Cancer of the prostate is uncommon before the age of 45, but in Western countries, other than skin cancer, it is the most common cancer in men over the age of 65 and became increasingly common during the twentieth century, especially in the latter part of the twentieth century.
This rapid rise in recorded incidence is due in part to the use of the prostate-specific antigens (PSA) test for detecting early subclinical prostate cancers or “latent” prostate cancers that might not have otherwise progressed to a clinical stage.
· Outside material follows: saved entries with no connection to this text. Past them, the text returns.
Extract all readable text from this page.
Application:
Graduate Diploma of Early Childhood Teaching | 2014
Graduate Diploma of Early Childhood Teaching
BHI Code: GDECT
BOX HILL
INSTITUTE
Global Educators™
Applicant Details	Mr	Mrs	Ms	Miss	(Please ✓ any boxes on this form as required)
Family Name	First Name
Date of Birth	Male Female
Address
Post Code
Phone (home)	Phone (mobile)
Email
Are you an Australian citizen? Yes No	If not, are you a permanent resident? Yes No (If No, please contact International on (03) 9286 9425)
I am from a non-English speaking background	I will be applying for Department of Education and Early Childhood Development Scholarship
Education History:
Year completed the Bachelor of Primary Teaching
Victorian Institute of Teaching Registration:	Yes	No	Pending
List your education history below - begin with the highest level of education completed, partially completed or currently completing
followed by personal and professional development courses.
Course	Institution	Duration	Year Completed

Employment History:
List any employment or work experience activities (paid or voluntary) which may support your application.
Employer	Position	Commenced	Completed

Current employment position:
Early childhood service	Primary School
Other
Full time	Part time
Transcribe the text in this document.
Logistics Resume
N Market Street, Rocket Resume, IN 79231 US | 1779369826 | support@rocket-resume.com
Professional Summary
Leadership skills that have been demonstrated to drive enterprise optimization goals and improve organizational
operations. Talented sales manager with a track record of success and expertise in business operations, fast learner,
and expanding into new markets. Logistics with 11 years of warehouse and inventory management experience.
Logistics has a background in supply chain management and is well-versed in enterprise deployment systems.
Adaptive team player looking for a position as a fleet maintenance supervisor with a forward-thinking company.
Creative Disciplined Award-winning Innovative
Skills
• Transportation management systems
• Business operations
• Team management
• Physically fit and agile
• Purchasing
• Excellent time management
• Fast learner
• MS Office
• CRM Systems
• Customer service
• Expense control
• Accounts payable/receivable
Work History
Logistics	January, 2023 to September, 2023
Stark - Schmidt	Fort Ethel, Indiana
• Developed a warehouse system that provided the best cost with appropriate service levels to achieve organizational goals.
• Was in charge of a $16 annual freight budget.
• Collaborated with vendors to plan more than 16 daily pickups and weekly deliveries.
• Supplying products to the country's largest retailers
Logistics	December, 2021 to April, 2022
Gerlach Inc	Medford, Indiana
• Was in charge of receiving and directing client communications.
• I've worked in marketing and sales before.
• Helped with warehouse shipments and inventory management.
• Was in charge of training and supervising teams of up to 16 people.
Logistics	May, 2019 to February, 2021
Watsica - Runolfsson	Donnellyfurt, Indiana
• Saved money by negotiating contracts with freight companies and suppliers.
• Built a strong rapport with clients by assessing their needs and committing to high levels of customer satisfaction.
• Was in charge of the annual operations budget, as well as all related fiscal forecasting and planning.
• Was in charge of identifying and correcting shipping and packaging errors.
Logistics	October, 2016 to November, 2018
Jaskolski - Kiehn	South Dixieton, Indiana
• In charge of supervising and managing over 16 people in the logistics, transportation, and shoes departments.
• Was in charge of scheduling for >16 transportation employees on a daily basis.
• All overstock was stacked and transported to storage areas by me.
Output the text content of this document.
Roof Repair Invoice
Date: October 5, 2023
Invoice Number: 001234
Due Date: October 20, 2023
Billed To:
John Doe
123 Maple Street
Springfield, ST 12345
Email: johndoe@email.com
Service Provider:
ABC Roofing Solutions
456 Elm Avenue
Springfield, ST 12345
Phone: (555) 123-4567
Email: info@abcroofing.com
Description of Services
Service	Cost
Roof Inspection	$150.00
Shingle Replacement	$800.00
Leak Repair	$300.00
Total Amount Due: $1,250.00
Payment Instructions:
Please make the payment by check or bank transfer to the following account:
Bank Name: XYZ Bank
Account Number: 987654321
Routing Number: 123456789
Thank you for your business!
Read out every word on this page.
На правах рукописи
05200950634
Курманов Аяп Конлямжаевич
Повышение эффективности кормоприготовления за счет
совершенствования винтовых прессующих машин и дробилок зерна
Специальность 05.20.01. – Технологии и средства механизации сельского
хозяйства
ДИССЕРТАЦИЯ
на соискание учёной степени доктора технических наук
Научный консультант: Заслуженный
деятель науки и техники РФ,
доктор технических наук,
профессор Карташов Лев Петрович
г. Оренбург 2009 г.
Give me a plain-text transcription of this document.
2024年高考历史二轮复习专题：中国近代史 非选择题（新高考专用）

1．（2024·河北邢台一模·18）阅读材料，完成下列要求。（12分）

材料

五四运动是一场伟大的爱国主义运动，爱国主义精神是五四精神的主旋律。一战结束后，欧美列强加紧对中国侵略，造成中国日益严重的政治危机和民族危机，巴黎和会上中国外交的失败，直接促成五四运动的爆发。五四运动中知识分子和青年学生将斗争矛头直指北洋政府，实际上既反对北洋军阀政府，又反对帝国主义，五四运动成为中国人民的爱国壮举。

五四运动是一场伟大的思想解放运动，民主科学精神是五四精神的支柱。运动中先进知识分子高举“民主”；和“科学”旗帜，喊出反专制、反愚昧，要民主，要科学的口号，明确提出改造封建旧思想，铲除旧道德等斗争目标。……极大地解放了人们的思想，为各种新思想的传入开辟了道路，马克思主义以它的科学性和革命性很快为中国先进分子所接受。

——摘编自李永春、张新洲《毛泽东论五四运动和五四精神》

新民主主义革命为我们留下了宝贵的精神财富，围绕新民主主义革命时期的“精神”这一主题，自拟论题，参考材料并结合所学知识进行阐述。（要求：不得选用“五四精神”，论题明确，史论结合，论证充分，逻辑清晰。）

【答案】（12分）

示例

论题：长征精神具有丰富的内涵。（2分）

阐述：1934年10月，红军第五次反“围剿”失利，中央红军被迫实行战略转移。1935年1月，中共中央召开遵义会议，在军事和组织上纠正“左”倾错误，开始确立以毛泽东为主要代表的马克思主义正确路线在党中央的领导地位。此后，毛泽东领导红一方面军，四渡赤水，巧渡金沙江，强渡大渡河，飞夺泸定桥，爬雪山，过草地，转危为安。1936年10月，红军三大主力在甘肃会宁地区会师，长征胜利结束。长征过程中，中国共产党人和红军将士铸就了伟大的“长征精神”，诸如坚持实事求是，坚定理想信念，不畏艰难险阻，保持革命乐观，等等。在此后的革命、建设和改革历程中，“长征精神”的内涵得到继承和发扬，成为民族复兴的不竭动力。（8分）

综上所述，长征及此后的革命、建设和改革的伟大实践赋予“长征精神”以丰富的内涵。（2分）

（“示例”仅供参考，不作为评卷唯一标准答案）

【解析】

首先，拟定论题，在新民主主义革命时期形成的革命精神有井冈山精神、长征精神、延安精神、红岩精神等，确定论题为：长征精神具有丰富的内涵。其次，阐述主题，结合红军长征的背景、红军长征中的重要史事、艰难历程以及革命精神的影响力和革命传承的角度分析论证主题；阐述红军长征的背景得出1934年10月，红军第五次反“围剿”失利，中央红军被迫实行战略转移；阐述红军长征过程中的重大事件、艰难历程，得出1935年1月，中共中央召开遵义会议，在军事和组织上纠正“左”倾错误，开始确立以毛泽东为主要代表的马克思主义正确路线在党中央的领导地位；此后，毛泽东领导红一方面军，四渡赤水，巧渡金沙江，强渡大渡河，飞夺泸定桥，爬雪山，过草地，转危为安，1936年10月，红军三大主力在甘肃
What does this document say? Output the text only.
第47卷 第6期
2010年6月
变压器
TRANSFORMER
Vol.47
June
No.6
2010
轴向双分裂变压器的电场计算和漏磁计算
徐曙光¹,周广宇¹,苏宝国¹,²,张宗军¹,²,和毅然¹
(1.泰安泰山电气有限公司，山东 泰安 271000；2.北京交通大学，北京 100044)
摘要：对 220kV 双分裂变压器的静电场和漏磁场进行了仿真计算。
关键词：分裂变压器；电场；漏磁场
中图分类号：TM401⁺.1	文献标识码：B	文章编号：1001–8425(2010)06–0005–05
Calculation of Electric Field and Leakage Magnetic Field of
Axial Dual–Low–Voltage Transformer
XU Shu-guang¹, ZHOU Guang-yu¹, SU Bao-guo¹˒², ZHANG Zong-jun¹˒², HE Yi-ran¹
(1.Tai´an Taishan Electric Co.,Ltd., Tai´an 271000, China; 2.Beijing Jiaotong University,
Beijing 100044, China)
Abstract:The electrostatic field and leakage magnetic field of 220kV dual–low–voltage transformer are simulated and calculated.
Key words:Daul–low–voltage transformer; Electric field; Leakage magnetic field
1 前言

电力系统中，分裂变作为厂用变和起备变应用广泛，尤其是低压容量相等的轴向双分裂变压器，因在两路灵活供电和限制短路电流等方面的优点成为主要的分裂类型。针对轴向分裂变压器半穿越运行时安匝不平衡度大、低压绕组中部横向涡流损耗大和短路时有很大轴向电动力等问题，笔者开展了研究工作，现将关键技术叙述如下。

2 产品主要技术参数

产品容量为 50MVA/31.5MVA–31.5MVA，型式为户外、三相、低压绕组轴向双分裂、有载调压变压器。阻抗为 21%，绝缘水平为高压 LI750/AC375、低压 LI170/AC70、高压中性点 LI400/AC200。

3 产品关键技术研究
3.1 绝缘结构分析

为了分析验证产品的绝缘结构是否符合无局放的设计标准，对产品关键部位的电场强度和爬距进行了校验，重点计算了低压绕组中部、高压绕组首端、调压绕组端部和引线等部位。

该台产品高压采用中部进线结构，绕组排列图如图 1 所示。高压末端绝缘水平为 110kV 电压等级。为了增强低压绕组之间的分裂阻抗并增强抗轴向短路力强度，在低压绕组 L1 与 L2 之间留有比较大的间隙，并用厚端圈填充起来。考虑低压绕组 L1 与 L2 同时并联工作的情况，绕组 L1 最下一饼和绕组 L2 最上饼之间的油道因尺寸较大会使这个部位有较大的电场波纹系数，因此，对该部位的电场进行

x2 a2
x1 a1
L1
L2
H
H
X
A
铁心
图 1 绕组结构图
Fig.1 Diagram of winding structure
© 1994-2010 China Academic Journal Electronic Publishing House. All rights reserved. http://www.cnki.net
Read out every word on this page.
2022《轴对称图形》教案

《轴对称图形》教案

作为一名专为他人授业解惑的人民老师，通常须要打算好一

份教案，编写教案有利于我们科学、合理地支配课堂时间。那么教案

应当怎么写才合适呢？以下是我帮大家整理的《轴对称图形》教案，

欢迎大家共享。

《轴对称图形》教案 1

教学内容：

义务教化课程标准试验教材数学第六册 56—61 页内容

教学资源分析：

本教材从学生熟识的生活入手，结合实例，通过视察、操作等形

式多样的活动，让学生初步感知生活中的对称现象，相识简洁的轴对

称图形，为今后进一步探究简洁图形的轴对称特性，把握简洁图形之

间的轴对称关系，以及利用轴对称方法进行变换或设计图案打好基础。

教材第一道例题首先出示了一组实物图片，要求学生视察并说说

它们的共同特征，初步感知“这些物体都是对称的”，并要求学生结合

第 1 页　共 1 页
The rise in apparent incidence of prostate cancer after the common use of PSA as a screening test is somewhat similar to the increased numbers of early breast cancers in the 1980s and 1990s after common use of mammography as a screening test. However, the PSA test is much less specific for prostate cancer; a raised index simply indicates increased prostate cell activity that may be due to benign prostate disease, latent prostate cancer or established prostate cancer. Evidence suggests that early breast cancers are unlikely to remain “latent” for any length of time, but “latent” prostate cancer may well remain non-invasive indefinitely.
The cause of prostate cancer is largely unknown but its association with old age is illustrated by the fact that in Western countries almost all men over the age of 90 have microscopic evidence of at least early prostate cancer.
There is a familial association of prostate cancer especially in younger men (below 55 years) and some of these are linked to mutations of the BRCA2 gene (see Sects. 2.4 and 2.5). The increased familial association is greater if male relatives have had prostate cancer, but there is also some increase in families with a high incidence in men on the mothers’ side of the family.
There is also an increased risk in men with a history of prostatitis.
Prostate cancer is now the second most common cancer in males in Western countries, after skin cancers, and it is second only to lung cancer as a cause of cancer death in men. In stark contrast epidemiological studies show that Asians, Africans and native Americans living in their traditional lifestyles have a low incidence of prostate cancer (see Appendix and Table 1).
The highest incidence is in black males in the United States followed by white males in the United States, Europe and other Western countries. The lowest incidence of prostate cancer is in men in India and Southeast Asia and also in black males living in Africa. Men of Asian or African ethnicity who have lived all their lives in Western countries have a high risk and in Afro-Americans an even higher risk than in white males of those countries. This suggests that causes are more closely related to environmental factors rather than racial or genetic factors. It is likely that differences in diet may play a part because prostate cancer is less common in communities that have predominantly vegetarian diets.